That's not the multiplier, that is the FSB frequency. You want to be in Adjust Cpu ratio.


----------



## Amd_Man (Jan 27, 2009)

*Re: What is bottlenecking me!*



onehundredyears said:


> I went into cell menu
> 
> set multiplyer to 400 instead of 200 and it just goes to a black screen waits a bit then says "overclocking failed" then i hit use previous settings...

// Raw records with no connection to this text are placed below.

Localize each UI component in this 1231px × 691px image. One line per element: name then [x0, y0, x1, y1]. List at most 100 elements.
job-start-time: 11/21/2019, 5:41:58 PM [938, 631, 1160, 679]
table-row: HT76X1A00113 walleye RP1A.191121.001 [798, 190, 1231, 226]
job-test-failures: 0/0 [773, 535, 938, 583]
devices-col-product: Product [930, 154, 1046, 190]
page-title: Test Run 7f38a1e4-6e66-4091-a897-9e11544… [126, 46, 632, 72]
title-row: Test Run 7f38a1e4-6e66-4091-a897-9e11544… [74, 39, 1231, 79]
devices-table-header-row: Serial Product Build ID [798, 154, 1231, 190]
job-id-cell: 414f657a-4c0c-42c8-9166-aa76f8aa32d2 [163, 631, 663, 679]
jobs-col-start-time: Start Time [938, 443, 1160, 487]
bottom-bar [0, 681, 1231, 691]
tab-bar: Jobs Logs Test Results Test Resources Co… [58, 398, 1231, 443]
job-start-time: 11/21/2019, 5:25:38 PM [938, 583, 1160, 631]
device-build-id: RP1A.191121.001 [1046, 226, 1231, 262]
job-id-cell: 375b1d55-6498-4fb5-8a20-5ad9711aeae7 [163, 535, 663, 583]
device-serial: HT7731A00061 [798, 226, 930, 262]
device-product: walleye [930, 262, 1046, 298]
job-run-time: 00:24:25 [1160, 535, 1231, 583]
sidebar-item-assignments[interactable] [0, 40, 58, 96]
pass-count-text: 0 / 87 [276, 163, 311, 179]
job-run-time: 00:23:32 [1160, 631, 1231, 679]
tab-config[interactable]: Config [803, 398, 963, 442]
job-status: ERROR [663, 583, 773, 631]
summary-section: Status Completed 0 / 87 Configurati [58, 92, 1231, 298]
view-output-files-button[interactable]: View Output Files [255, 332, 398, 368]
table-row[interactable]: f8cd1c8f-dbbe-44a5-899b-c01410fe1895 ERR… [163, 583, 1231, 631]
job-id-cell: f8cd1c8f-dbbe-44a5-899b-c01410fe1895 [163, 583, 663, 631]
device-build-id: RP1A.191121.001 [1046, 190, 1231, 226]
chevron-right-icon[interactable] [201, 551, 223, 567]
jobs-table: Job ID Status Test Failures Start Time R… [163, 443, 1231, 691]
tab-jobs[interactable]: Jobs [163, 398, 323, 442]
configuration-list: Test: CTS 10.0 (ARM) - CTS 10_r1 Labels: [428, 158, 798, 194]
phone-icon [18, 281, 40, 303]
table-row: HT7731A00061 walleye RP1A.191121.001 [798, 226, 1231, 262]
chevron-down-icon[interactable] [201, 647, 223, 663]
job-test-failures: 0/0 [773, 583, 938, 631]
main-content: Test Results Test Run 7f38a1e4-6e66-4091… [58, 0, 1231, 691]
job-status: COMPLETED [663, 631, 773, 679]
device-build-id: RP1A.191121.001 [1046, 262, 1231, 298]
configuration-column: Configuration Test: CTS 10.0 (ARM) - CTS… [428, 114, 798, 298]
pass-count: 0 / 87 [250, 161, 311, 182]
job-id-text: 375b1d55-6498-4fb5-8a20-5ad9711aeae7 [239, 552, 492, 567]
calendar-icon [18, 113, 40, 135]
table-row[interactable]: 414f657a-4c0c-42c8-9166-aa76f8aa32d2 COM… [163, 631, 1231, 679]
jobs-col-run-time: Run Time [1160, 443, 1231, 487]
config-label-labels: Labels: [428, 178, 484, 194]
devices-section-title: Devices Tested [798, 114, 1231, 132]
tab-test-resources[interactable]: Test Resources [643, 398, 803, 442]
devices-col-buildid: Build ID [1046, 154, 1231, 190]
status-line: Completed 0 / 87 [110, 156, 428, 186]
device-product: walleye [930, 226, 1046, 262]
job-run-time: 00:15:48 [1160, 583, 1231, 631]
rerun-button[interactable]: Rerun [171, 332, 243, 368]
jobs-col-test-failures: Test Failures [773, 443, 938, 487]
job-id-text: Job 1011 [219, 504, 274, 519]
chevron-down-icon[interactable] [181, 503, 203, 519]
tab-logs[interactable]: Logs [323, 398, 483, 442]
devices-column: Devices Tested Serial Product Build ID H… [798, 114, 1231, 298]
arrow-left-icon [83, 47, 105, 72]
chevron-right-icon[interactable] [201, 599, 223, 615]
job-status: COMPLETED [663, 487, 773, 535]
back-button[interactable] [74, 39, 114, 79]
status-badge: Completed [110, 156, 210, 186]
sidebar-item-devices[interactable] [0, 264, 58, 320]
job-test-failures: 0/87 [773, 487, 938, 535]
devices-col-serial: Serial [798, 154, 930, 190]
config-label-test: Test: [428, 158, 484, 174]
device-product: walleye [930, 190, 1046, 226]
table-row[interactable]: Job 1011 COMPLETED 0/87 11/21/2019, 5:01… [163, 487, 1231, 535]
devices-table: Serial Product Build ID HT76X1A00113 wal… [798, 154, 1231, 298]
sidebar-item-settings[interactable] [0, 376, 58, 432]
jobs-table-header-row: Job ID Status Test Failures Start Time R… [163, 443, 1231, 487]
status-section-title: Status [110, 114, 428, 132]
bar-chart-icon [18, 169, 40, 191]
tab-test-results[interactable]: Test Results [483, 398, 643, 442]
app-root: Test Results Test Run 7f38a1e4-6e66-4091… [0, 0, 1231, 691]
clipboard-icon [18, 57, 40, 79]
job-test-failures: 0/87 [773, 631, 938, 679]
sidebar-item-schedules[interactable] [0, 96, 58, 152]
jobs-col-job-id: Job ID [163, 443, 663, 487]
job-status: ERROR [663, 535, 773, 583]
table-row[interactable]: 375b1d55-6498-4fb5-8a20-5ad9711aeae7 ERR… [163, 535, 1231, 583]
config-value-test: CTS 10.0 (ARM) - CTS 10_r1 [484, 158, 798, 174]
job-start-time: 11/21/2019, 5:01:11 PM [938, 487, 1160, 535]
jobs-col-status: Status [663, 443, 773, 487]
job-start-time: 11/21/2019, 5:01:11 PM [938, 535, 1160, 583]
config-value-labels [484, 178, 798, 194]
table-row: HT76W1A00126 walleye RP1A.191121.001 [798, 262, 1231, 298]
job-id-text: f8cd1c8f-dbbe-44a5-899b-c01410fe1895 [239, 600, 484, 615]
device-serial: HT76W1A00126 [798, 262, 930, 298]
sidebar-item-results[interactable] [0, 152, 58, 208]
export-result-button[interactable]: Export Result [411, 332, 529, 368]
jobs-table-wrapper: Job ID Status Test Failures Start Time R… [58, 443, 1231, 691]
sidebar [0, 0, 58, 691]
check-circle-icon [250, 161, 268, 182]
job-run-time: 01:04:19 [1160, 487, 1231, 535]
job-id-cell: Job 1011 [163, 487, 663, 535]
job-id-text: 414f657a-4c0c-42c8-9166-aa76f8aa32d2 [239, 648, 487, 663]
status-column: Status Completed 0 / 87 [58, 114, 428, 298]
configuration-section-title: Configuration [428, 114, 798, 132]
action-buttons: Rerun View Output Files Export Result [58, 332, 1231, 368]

That's one way to get to 2800, but the wrong way. lol


----------



## onehundredyears (Nov 23, 2011)

*Re: What is bottlenecking me!*

HOLY ****

in a place where most people lag i get 150fps

on loading screen i can hit 500 fps

ingame i can hit 300

THANKYOU!


But.... now is the second phase of troubleshooting

dealing with FRAPS


----------



## onehundredyears (Nov 23, 2011)

*Re: What is bottlenecking me!*

Fraps grabs raw screen recording compresses into huge avi file onto ur hard drive

i have wow running off of 120gb SSD and recording to 500gb HDD Western Digital
my fraps SETTINGS are correct and the same as others who record without impacting their fps

i was told i should set fraps to certain cpu cores and wow to other cores as its not just the hard drive that is working hard to record.


EDIT: fraps lags out wow more then before but wow itself runs 1220319x faster


----------



## Amd_Man (Jan 27, 2009)

*Re: What is bottlenecking me!*

Post a cpu-z shot to see if it's up to speed. I'm curious to know!


----------



## Amd_Man (Jan 27, 2009)

*Re: What is bottlenecking me!*

I take it this is solved then. Please mark as solved under thread tools on the top right of the thread and then I'll close it. Thanks!


----------



## onehundredyears (Nov 23, 2011)

*Re: What is bottlenecking me!*











:O now for the fraps issue which makes or breaks my YouTube career


EDIT: make new post about fraps?


----------



## Amd_Man (Jan 27, 2009)

*Re: What is bottlenecking me!*

Try uninstalling fraps and reinstall to see if it reads properly.


----------



## onehundredyears (Nov 23, 2011)

*Re: What is bottlenecking me!*

i reinstalled it always drops my fps to 30 but with my new super fast processor it goes to about 45-60 on 60fps recording but it goes to 15 on 30fps 


but who wants to question logic if better quality recordings for editing and slow motion run better >_<


----------



## Amd_Man (Jan 27, 2009)

*Re: What is bottlenecking me!*

I'm glad you got it all sorted out and your computer runs as it should! Enjoy!


----------